In its latest Article IV Consultation, the IMF projects Eswatini’s economy to grow robustly to 4.3% in 2025 and 4.6% in 2026, buoyed by increased domestically financed investments and reform efforts.
Positive Economic Outlook
The IMF Executive Board welcomed Eswatini’s improving near-term economic prospects despite global headwinds. The country’s inflation slowed to an average of 4% in 2024, thanks to easing housing, utilities, and food prices. This economic stability provides a solid foundation for the government’s ongoing fiscal and structural reforms.

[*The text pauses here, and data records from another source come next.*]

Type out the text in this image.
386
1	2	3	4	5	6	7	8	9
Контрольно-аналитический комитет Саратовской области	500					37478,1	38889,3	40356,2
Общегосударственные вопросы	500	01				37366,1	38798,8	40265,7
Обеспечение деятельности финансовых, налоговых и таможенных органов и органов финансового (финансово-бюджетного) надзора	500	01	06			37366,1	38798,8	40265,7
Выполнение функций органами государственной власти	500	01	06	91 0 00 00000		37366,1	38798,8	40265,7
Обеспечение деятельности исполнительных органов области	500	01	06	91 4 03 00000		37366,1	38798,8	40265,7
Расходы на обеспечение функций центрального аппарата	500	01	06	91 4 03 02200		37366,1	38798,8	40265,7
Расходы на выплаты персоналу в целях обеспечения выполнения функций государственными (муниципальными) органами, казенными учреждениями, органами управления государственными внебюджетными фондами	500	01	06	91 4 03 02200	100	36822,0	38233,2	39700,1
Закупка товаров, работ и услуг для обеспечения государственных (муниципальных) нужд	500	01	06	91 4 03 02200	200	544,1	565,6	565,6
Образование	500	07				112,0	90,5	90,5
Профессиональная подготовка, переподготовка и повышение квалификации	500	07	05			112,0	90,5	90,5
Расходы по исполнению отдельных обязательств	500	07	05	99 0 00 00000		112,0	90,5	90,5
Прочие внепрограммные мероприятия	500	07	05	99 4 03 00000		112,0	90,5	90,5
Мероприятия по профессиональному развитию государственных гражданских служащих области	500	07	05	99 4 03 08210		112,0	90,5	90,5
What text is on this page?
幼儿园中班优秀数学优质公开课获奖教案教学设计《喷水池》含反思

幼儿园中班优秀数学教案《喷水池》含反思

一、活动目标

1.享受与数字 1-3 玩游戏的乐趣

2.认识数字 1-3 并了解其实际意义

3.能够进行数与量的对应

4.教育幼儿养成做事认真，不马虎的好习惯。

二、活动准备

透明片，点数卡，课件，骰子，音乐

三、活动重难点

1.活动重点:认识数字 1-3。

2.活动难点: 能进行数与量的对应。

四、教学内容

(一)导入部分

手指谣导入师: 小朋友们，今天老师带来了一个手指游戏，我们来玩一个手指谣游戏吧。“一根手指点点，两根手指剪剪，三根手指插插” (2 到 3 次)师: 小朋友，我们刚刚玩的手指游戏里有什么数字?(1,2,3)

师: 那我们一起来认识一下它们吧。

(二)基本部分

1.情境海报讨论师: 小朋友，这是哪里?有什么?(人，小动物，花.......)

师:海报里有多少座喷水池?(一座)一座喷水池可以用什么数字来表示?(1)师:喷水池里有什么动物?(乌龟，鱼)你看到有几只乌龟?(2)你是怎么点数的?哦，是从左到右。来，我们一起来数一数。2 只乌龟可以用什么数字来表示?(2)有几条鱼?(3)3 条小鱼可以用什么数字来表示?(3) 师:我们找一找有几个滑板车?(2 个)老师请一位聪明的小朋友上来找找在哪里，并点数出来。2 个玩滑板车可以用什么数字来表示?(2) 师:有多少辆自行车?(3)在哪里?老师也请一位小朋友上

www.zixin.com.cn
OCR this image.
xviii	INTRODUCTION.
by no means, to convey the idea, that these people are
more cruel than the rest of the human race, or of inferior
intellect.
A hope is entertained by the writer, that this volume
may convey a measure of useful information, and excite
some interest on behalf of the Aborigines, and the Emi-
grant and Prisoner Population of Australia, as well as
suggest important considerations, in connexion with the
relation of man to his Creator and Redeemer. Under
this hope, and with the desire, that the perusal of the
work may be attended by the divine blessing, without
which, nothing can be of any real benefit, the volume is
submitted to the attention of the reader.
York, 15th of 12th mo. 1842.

Looking ahead, the IMF expects growth to be driven by public and private capital projects that are already underway. If implemented effectively, these projects have the potential to reshape Eswatini’s economic landscape, creating new opportunities for investment and employment.
Reform Pathway Gaining Momentum
The IMF Directors applauded the government’s commitment to fiscal consolidation, aimed at reducing borrowing costs and creating space for critical social and development spending. They emphasized the need to sustain fiscal discipline, particularly given the fluctuations in Southern African Customs Union (SACU) revenues.
They also welcomed Eswatini’s public financial management reforms, calling for continued efforts to improve the efficiency of public spending, reduce arrears, and enhance revenue mobilization. Strengthening central bank independence and aligning interest rates with South Africa’s Reserve Bank were highlighted as important steps to support the pegged exchange rate and bolster foreign reserves.
Focus on Private Sector Growth
A key highlight of the IMF’s assessment is the emphasis on private sector-led growth. The Fund encouraged the government to continue addressing skills gaps and infrastructure challenges, which are essential for unlocking investment and creating jobs, particularly for Eswatini’s youth.
The IMF also recognized progress in strengthening governance, financial sector oversight, and the implementation of recommendations from the Financial Sector Stability Review. These reforms are critical for maintaining financial stability and fostering investor confidence.
Shared Vision for Inclusive Development
While Eswatini still faces challenges, such as high unemployment and income inequality, the IMF’s report underscores the significant progress made and the clear path forward. Through prudent economic policies, strategic investments, and ongoing reforms, Eswatini is positioning itself for sustainable, inclusive growth that benefits all emaSwati.